When you fire up the desktop, you will be greeted by a Welcome screen that makes it very easy for new users to start setting up their desktop with just a few clicks. From this window, you can:

  • Run the Desktop Profiler (which allows you to select which desktop environment to use as well as between a full-featured desktop, a basic desktop, or a minimal desktop—Figure 2).

  • Install applications (which opens the Synaptic Package Manager).

  • Install proprietary codecs (which installs all the necessary media codecs for playing audio and video).

  • Turn on Desktop effects (if you want more eye candy, turn this on).

  • Switch to Kickoff start menu (switches from the default start menu to the newer kickoff menu).

  • Set Autologin (allows you to set login such that it won’t require your password upon boot).

If you want to install a different desktop environment, open up the Desktop Profiler and then click the Desktop environments drop-down, in the upper left corner of the window. A new window will appear, where you can select your desktop of choice from the drop-down (Figure 3). Once back at the main Profiler Window, select which type of desktop profile you want, and then click Install.

Note that installing a different desktop will not wipe the default desktop. Instead, it will allow you to select between the two desktops (at the login screen).

Installed software

After selecting full-featured desktop, from the Desktop Profiler, I found the following user applications ready to go:

Obviously some of those applications are well out of date. Since this distribution is based on Debian, we can run and update/upgrade with the commands:

sudo apt update

sudo apt upgrade

However, after running both commands, it seems everything is up to date. This particular release (2.4) is an LTS release (supported until 2022). Because of this, expect software to be a bit behind. If you want to test out the bleeding edge version (based on Debian “Buster”), you can download the testing image here.

Security oddity

There is one rather disturbing “feature” found in Q4OS. In the developer’s quest to make the distribution closely resemble Windows, they’ve made it such that installing software (from the command line) doesn’t require a password! You read that correctly. If you open the Synaptic package manager, you’re asked for a password. However (and this is a big however), open up a terminal window and issue a command like sudo apt-get install gimp. At this point, the software will install… without requiring the user to type a sudo password.

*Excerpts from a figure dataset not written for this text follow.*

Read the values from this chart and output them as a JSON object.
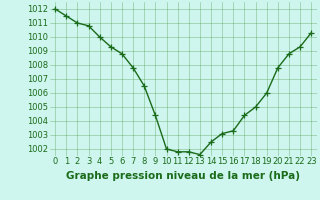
{
  "x": [
    0,
    1,
    2,
    3,
    4,
    5,
    6,
    7,
    8,
    9,
    10,
    11,
    12,
    13,
    14,
    15,
    16,
    17,
    18,
    19,
    20,
    21,
    22,
    23
  ],
  "y": [
    1012,
    1011.5,
    1011,
    1010.8,
    1010,
    1009.3,
    1008.8,
    1007.8,
    1006.5,
    1004.4,
    1002.0,
    1001.8,
    1001.8,
    1001.6,
    1002.5,
    1003.1,
    1003.3,
    1004.4,
    1005.0,
    1006.0,
    1007.8,
    1008.8,
    1009.3,
    1010.3
  ],
  "line_color": "#1a6b1a",
  "marker": "+",
  "marker_color": "#1a6b1a",
  "bg_color": "#cef5ee",
  "grid_color": "#4a9a4a",
  "xlabel": "Graphe pression niveau de la mer (hPa)",
  "xlabel_color": "#1a6b1a",
  "xlabel_fontsize": 7.5,
  "tick_color": "#1a6b1a",
  "tick_fontsize": 6,
  "ylim": [
    1001.5,
    1012.5
  ],
  "xlim": [
    -0.5,
    23.5
  ],
  "yticks": [
    1002,
    1003,
    1004,
    1005,
    1006,
    1007,
    1008,
    1009,
    1010,
    1011,
    1012
  ],
  "xticks": [
    0,
    1,
    2,
    3,
    4,
    5,
    6,
    7,
    8,
    9,
    10,
    11,
    12,
    13,
    14,
    15,
    16,
    17,
    18,
    19,
    20,
    21,
    22,
    23
  ],
  "linewidth": 1.0,
  "markersize": 4
}
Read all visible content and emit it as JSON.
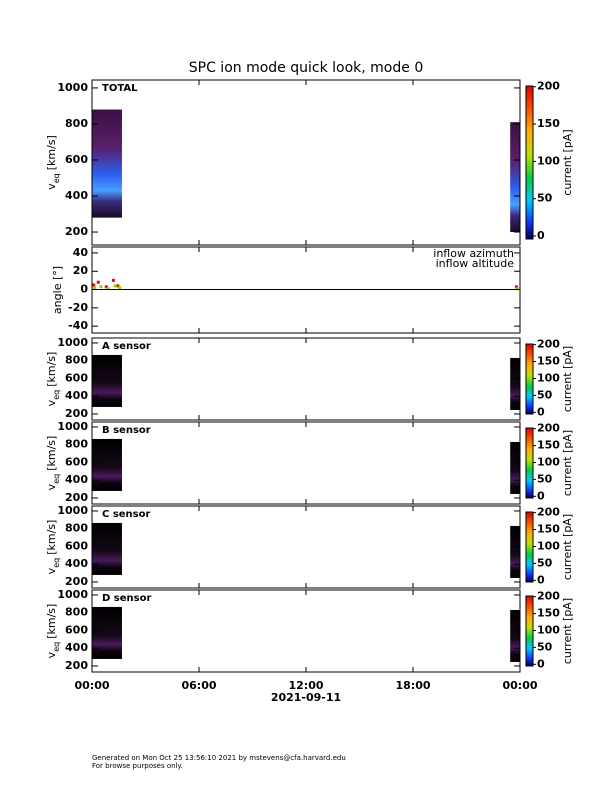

Did you cringe at that? You should.

I get it, the developers want to ease away the burden of Linux and make a platform the masses could easily adapt to. They’ve done a splendid job of doing just that. However, in the process of doing so, they’ve bypassed a crucial means of security. Is having as near an XP/7 clone as you can find on Linux worth that lack of security? I would say that if it enables more people to use Linux, then yes. But the fact that they’ve required a password for Synaptic (the GUI tool most Windows users would default to for software installation) and not for the command-line tool makes no sense. On top of that, bypassing passwords for the apt and dpkg commands could make for a significant security issue.

Fear not, there is a fix. For those that prefer to require passwords for the command line installation of software, you can open up the file /etc/sudoers.d/30_q4os_apt and comment out the following three lines:

%sudo    ALL = NOPASSWD: /usr/bin/apt-get *

%sudo    ALL = NOPASSWD: /usr/bin/apt-key *

%sudo    ALL = NOPASSWD: /usr/bin/dpkg *

Once commented out, save and close the file, and reboot the system. At this point, users will now be prompted for a password, should they run the apt-get, apt-key, or dpkg commands.

A worthy contender

Setting aside the security curiosity, Q4OS is one of the best attempts at recreating Windows XP/7 I’ve come across in a while. If you have users who fear change, and you want to migrate them away from Windows, this distribution might be exactly what you need. I would, however, highly recommend you re-enable passwords for the apt-get, apt-key, and dpkg commands… just to be on the safe side.

In any case, the addition of the Desktop Profiler, and the ability to easily install alternative desktops, makes Q4OS a distribution that just about anyone could use.